Whether it’s Kanye West tenderly comparing the late Donda West to an elegant book of poetry written by Nikko Giovanni, or Jay-Z revealing he “cried tears of joy” when his own single mother Gloria Carter finally came out as a lesbian after years of societal shame, you don’t have to look far to find a rap song where a mom is elevated to the status of a deity.

This made Eminem’s many lyrical attacks on his mother, Debbie Nelson, who died this week at the age of 69, stand out so dramatically. Turning his rough and tumble childhood in a Detroit trailer park into a cartoonish soap opera where nothing was off limits, in Eminem’s songs Debbie is frequently depicted as a villainous, Nurse Ratched-esque character, while her alleged drug use was something he regarded as ripe for parody.

Reconciled … Eminem’s mother Debbie Mathers in New York last year. Photograph: Judie Burstein/ZUMA Press Wire/REX/Shutterstock

“I just found out my mom does more dope than I do!” Slim Shady famously rapped on the breakthrough 1999 single My Name Is. The attacks seemed to get darker as time went on, with rape jokes (in the track Kill You) and the suggestion that Debbie may have have munchausen’s syndrome by proxy. He ended the scathing Cleanin’ Out My Closet, which peaked at No 4 in the UK charts, with the brutal address to her: “Well, guess what? I am dead: dead to you as can be!”

Some felt Eminem’s attacks were the byproduct of a more extreme, Jerry Springer-fuelled era in pop culture, where boundaries were pushed with reckless abandon from everything from Vince McMahon’s muckier, Attitude-Era wrestling shows to the “lads’ mags” on sale at the supermarket.
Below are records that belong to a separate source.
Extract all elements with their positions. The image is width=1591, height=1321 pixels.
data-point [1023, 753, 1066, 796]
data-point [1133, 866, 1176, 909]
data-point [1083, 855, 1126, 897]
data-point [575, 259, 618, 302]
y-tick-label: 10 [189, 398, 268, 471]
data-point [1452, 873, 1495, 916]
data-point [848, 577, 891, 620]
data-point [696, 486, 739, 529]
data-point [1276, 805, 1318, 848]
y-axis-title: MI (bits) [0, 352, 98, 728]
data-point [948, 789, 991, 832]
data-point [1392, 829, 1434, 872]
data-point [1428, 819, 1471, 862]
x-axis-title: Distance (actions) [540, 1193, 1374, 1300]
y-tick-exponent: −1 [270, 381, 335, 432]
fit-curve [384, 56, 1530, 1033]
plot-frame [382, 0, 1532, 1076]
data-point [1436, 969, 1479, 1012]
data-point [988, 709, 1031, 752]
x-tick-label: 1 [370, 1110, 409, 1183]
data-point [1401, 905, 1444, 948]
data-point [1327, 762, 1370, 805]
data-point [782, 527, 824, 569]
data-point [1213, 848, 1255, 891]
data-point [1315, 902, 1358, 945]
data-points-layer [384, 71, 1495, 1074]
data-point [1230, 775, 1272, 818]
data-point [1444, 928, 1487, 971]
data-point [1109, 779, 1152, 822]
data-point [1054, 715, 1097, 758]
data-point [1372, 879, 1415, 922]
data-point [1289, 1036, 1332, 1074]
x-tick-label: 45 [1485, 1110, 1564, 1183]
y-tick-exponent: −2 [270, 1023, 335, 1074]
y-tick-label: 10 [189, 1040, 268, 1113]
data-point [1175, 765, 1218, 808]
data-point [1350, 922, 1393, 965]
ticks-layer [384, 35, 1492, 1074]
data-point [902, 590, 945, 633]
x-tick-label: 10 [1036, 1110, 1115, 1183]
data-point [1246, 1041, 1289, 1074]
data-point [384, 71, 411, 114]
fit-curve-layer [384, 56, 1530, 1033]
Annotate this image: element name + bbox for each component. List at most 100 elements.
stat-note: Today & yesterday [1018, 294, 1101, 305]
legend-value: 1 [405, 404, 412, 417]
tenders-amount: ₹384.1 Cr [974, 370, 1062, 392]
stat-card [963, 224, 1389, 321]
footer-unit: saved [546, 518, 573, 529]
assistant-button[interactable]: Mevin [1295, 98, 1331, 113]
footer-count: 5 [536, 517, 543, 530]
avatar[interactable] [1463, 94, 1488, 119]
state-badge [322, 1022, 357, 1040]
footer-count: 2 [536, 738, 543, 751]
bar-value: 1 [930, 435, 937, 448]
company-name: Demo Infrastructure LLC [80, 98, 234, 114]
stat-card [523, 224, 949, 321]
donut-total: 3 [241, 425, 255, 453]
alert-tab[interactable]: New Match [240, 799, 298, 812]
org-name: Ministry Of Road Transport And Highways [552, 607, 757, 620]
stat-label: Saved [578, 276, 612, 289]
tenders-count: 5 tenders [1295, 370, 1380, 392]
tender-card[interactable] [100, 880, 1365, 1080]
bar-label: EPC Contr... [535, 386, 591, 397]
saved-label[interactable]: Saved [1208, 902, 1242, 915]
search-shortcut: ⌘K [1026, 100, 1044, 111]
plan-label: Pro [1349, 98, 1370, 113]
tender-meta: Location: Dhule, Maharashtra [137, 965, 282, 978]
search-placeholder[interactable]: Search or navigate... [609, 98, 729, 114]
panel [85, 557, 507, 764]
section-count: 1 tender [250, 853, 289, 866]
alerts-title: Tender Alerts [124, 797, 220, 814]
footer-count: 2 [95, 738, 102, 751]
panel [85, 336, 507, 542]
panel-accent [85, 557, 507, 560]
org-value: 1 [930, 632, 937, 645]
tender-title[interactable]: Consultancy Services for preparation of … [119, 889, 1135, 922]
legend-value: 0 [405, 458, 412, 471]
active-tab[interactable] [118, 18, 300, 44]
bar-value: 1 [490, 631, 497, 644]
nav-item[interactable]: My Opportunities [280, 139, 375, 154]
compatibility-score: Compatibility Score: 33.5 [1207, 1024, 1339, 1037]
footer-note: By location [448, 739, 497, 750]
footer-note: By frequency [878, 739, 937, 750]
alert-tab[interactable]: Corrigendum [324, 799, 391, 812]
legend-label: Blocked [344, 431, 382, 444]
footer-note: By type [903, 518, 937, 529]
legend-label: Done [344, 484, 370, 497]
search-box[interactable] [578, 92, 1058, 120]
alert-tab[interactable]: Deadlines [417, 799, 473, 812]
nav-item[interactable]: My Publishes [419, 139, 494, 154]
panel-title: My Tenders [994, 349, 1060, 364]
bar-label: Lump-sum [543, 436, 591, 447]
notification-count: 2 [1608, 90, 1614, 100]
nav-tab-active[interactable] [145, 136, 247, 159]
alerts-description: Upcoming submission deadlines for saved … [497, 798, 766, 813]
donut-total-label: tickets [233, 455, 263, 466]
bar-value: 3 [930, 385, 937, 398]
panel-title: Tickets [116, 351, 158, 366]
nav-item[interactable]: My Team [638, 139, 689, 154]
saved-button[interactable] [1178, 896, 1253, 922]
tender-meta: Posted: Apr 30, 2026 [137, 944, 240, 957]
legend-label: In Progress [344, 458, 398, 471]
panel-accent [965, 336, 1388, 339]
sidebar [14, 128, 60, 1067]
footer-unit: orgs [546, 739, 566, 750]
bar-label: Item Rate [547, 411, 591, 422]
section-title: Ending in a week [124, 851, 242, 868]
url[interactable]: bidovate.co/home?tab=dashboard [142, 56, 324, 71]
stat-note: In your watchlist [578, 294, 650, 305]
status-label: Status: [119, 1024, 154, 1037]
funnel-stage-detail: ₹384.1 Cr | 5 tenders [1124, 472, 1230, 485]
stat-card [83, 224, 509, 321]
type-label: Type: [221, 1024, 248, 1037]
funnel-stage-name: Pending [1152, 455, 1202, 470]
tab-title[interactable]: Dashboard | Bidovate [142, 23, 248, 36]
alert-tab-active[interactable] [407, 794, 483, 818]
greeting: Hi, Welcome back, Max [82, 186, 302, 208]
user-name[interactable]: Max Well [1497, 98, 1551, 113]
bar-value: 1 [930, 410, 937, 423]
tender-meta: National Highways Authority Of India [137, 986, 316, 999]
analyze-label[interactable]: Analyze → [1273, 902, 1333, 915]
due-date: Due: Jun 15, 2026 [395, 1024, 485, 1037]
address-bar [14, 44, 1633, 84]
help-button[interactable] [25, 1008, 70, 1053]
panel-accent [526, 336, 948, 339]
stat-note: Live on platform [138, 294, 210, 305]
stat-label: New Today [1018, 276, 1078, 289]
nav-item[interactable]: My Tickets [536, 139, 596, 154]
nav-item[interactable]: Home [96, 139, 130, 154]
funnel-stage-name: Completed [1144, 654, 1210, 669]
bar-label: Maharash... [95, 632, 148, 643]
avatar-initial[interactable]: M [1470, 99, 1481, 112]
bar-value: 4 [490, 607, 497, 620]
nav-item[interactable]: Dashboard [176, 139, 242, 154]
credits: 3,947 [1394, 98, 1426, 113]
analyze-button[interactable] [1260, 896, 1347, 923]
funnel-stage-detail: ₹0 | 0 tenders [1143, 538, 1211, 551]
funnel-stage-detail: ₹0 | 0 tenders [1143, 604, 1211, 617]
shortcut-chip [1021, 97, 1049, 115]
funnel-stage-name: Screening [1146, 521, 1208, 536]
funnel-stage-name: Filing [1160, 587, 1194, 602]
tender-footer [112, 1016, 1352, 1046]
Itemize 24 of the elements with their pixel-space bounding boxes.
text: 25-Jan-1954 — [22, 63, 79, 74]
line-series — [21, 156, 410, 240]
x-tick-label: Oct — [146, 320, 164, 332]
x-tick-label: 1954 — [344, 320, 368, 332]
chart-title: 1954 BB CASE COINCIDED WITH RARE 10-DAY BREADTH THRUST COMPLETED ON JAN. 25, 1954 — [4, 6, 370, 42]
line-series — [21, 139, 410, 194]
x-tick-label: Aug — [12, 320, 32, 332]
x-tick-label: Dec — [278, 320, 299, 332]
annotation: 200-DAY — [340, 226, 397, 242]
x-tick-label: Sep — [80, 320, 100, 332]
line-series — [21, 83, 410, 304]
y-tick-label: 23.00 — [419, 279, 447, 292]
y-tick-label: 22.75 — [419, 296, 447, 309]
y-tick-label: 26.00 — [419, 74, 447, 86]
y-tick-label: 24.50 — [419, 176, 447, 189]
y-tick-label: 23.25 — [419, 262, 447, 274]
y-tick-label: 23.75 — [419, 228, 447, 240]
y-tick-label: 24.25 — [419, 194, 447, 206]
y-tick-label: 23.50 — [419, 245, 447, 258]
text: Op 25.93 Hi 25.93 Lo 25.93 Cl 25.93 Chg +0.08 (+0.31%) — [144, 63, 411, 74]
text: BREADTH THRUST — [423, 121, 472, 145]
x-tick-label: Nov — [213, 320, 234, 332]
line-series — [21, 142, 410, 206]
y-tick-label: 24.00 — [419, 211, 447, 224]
Yet many others – including Debbie herself, who sued Eminem for defamation – felt a line had been crossed.

Growing up without a father myself due to bereavement, and with a working class mother who subsequently worked seven jobs to provide for her three boys, I gravitated towards rap music and its underdog themes. It was that rare space where single mothers were consistently deified rather than written off with negative judgements, as they tended to be in classist British political discourse. There was a rich tradition of rappers paying tribute to women who were the glue that held a struggling household together, and it’s that which made Eminem’s mom-bashing lyrics genuinely shocking.

Given the bad blood, it was difficult to see how Eminem and his mother could ever possibly reconcile. However, then came Eminem’s softer 2013 rap-ballad Headlights. Here he expressed regret at Cleanin’ Out My Closet ever coming out and shifted his stance by rapping the touching line: “You’re still beautiful to me, cos you’re my mom.”

In the music video he gives Debbie a warm hug and this felt like a pivotal moment for Eminem’s legacy: a shift from rapping with venom about his broken childhood to solidarity. On this song, even if the production is a little slushy, Eminem acknowledged he and his mom were “survivors” rather than enemies.

The rollercoaster saga of Eminem and Debbie exemplifies the way in which hip-hop is perhaps surprisingly rich with empathetic songs about struggling mothers. Even when artists reveal difficult truths – like Biggie sharing his mom’s cancer diagnosis with the world on Suicidal Thoughts, or underground hero Boldy James complaining of being neglected by the woman of the house on Mommy Dearest – it tends to culminate in a moment that reveals a touching respect, or the mending of a broken relationship.

It’s the genre where working class men come to grapple with complex relationships with the women who gave birth to them – like Debbie and Marshall Mathers. While the road might be rocky and painful memories are likely to be excavated, rappers (and by extension their fans, who feel “seen” by the lyrics) that immortalise their mothers in music tend to walk away with much lighter shoulders.